Economic development is conducive to democratisation but is not sufficient for its achievement. For while economic growth provides people with the spare time and resources to partake in politics and also creates the demand for it, it does not automatically ensure democratisation takes place. North East Asia shows that political and economic elites must also support democratisation and this support depends much on its timing. Nevertheless South Korean, Taiwanese and Japanese democracy has all followed periods of strong economic growth.
The very poor simply do not possess the resources required to take part in a democracy let alone the amount required to successfully pressure a ruling regime to democratise. When your first priority is mere survival it can be difficult to find the time for much else. Spare time brings the opportunity to take part in demonstrations and other political activity or even just keeping up with the day's political events. Uneducated and illiterate peasants have throughout history been able to mobilise and form political movements to further their causes. Localised and easily isolated these movements have however almost always lacked the national scale to achieve their goals.
National movements require modern communication technologies and an educated populace both of which are products only of economic development. Education however exemplifies how loose this relationship can be. Almost all of the North East Asian nations invested heavily in both their own education systems and in sending their students to study in western countries. Yet these educated citizens concerned themselves largely with achieving economic prosperity and not with increasing their political freedoms.
Economic growth leads to a more complex and multi-connected economy. This kind of economy breaks down class barriers by necessitating a country's people to interact more often and in more diverse ways. To support and inform economic decision makers a relatively free mass media needs to develop. This mass media can just as easily spread implicit and explicit pro-democracy messages. An implicit message could simply be reporting on a foreign democratic election. Mass media were however rarely used for explicit independent political reporting preferring to restrict their independence to economic reporting. Thus an educated and linked populace does not automatically bring about democratisation but is an important precondition.

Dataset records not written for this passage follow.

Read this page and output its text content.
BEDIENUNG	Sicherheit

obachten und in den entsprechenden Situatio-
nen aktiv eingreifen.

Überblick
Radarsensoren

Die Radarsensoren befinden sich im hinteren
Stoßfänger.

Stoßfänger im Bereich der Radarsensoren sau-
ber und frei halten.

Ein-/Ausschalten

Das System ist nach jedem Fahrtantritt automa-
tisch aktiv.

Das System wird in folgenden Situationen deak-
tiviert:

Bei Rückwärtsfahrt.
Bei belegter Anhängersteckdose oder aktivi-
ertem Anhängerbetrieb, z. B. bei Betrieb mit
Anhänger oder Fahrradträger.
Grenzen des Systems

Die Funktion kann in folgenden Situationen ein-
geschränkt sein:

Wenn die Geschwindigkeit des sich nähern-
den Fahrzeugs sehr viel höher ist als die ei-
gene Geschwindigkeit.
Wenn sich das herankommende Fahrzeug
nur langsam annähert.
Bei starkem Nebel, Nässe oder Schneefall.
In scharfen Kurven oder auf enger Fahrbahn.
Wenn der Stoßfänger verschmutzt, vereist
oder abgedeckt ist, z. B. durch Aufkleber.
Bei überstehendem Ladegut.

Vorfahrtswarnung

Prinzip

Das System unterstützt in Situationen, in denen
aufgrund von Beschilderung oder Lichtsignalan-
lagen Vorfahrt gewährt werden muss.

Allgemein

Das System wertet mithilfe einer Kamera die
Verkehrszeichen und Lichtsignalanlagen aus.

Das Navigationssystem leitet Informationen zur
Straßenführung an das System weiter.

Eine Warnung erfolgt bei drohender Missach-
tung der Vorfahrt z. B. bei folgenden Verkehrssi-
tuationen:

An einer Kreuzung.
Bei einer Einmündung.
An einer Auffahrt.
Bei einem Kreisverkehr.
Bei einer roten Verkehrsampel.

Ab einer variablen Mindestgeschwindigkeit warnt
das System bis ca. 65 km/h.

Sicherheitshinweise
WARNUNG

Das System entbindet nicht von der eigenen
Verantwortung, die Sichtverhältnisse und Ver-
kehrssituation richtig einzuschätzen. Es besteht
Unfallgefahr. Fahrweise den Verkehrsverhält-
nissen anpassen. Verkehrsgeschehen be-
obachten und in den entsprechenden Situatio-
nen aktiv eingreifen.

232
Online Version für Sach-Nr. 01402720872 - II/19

Economic development also changes the social composition of a nation, rapidly expanding the middle class. On the eve of Taiwan's democratisation its middle class had expanded to a third of the total adult population. While arguably the middle class benefits most from economic development and thus has the largest vested interest in its continuation this does not automatically translate into support for democracy. If given the choice between continued economic growth under a mild authoritarian regime and a democratic regime which could not so easily deliver continued growth most would have little hesitation in choosing the former. It is inconclusive that conditions for economic growth are more favourably under an authoritarian regime however as corruption and wasted resources can potentially be lowered by a transparent and accountable democratic regime.

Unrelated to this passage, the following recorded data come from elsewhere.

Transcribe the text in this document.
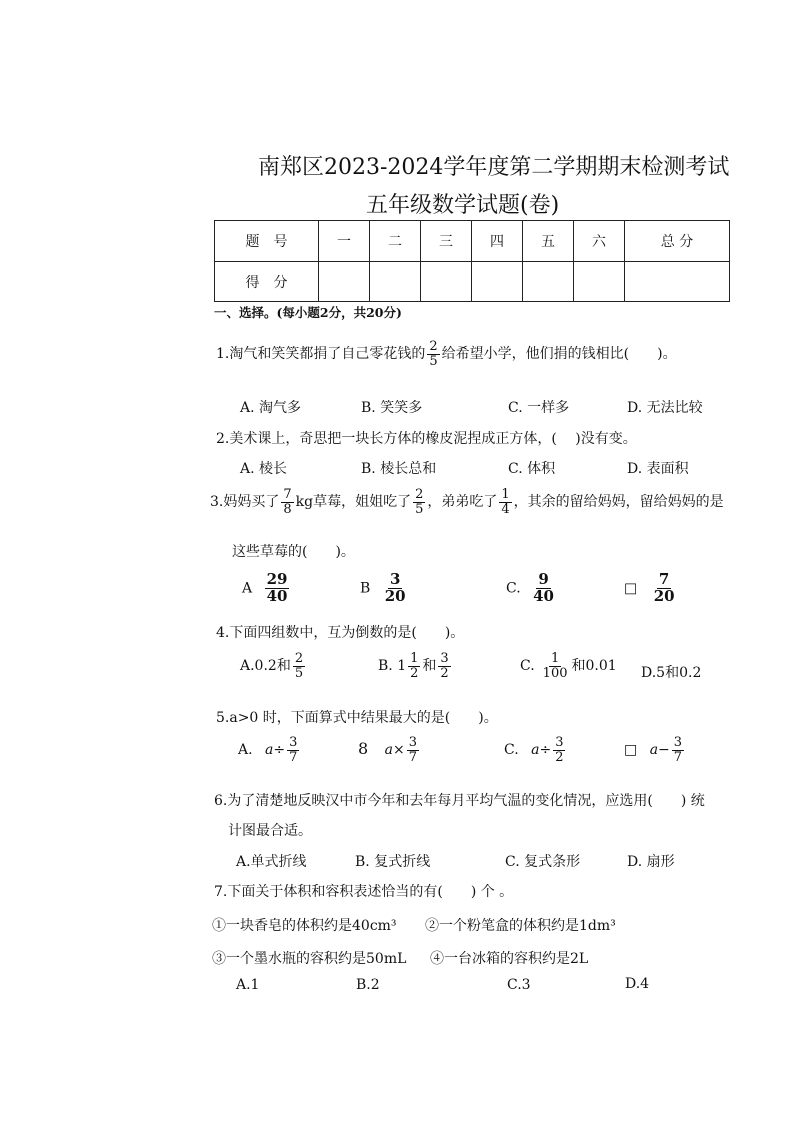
南郑区2023-2024学年度第二学期期末检测考试
五年级数学试题(卷)
题　号	一	二	三	四	五	六	总 分
得　分							
一、选择。(每小题2分，共20分)
1.淘气和笑笑都捐了自己零花钱的 $\frac{2}{5}$ 给希望小学，他们捐的钱相比(　　)。
A. 淘气多	B. 笑笑多	C. 一样多	D. 无法比较
2.美术课上，奇思把一块长方体的橡皮泥捏成正方体，(　 )没有变。
A. 棱长	B. 棱长总和	C. 体积	D. 表面积
3.妈妈买了 $\frac{7}{8}$ kg草莓，姐姐吃了 $\frac{2}{5}$ ，弟弟吃了 $\frac{1}{4}$ ，其余的留给妈妈，留给妈妈的是
这些草莓的(　　)。
A $\frac{29}{40}$	B $\frac{3}{20}$	C. $\frac{9}{40}$	□ $\frac{7}{20}$
4.下面四组数中，互为倒数的是(　　)。
A.0.2和 $\frac{2}{5}$	B. $1 \frac{1}{2}$ 和 $\frac{3}{2}$	C. $\frac{1}{100}$ 和0.01 D.5和0.2
5.a>0 时，下面算式中结果最大的是(　　)。
A. $a\div \frac{3}{7}$	8 $a\times \frac{3}{7}$	C. $a\div \frac{3}{2}$	□ $a- \frac{3}{7}$
6.为了清楚地反映汉中市今年和去年每月平均气温的变化情况，应选用(　　) 统
计图最合适。
A.单式折线	B. 复式折线	C. 复式条形	D. 扇形
7.下面关于体积和容积表述恰当的有(　　) 个 。
①一块香皂的体积约是40cm³ ②一个粉笔盒的体积约是1dm³
③一个墨水瓶的容积约是50mL ④一台冰箱的容积约是2L
A.1	B.2	C.3	D.4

Without exception economic growth has drawn the nations of North East Asia into the world economy. This has exposed them to western ideas of democracy and to western influence. As they have all pursued paths of export led industrialisation no country was in a position to ignore western sensibilities and influence. Whether this influence came in the form of economic sanctions against China after Tiananmen Square or as a condition for economic aid its effect was and is significant. South Korea and Taiwan both made the choice to democratise partly to build distinct national identities and partly to earn the sympathy and thus continuing protection of the world. This protection has been as much economic as military with both nations closely linked to the world economy. The collapse of communism in Eastern Europe and Russia decreased the ideological threat South Korea and Taiwan faced and thus allowed pro-democracy forces to shape post-authoritarian politics in these nations. International factors play an important role in prodding a nation towards democratisation.

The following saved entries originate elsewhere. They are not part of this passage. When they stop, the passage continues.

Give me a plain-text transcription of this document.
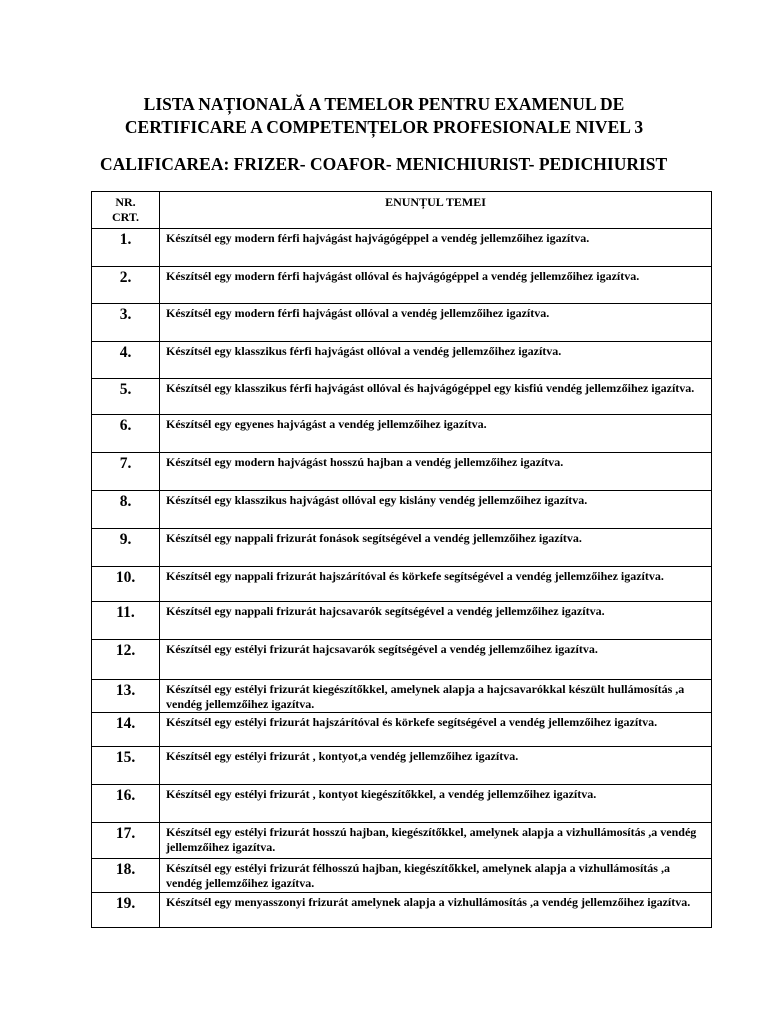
LISTA NAȚIONALĂ A TEMELOR PENTRU EXAMENUL DE
CERTIFICARE A COMPETENȚELOR PROFESIONALE NIVEL 3
CALIFICAREA: FRIZER- COAFOR- MENICHIURIST- PEDICHIURIST
NR.
CRT.	ENUNȚUL TEMEI
1.	Készítsél egy modern férfi hajvágást hajvágógéppel a vendég jellemzőihez igazítva.
2.	Készítsél egy modern férfi hajvágást ollóval és hajvágógéppel a vendég jellemzőihez igazítva.
3.	Készítsél egy modern férfi hajvágást ollóval a vendég jellemzőihez igazítva.
4.	Készítsél egy klasszikus férfi hajvágást ollóval a vendég jellemzőihez igazítva.
5.	Készítsél egy klasszikus férfi hajvágást ollóval és hajvágógéppel egy kisfiú vendég jellemzőihez igazítva.
6.	Készítsél egy egyenes hajvágást a vendég jellemzőihez igazítva.
7.	Készítsél egy modern hajvágást hosszú hajban a vendég jellemzőihez igazítva.
8.	Készítsél egy klasszikus hajvágást ollóval egy kislány vendég jellemzőihez igazítva.
9.	Készítsél egy nappali frizurát fonások segítségével a vendég jellemzőihez igazítva.
10.	Készítsél egy nappali frizurát hajszárítóval és körkefe segítségével a vendég jellemzőihez igazítva.
11.	Készítsél egy nappali frizurát hajcsavarók segítségével a vendég jellemzőihez igazítva.
12.	Készítsél egy estélyi frizurát hajcsavarók segítségével a vendég jellemzőihez igazítva.
13.	Készítsél egy estélyi frizurát kiegészítőkkel, amelynek alapja a hajcsavarókkal készült hullámosítás ,a vendég jellemzőihez igazítva.
14.	Készítsél egy estélyi frizurát hajszárítóval és körkefe segítségével a vendég jellemzőihez igazítva.
15.	Készítsél egy estélyi frizurát , kontyot,a vendég jellemzőihez igazítva.
16.	Készítsél egy estélyi frizurát , kontyot kiegészítőkkel, a vendég jellemzőihez igazítva.
17.	Készítsél egy estélyi frizurát hosszú hajban, kiegészítőkkel, amelynek alapja a vizhullámosítás ,a vendég jellemzőihez igazítva.
18.	Készítsél egy estélyi frizurát félhosszú hajban, kiegészítőkkel, amelynek alapja a vizhullámosítás ,a vendég jellemzőihez igazítva.
19.	Készítsél egy menyasszonyi frizurát amelynek alapja a vizhullámosítás ,a vendég jellemzőihez igazítva.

Social mobilisation theory conceptualises this process. It states that economic development increases the desire and capability of people to participate in decision making and that this facilitates a democratic transition. This process occurs because people's orientation towards political objects is changed as their interaction with the state in the economic sphere increases. Once the state is humanised and people realise its economic policy can be influenced it is a small step to believing that it can be influenced politically. Once begun democratisation tends to develop a momentum all of its own.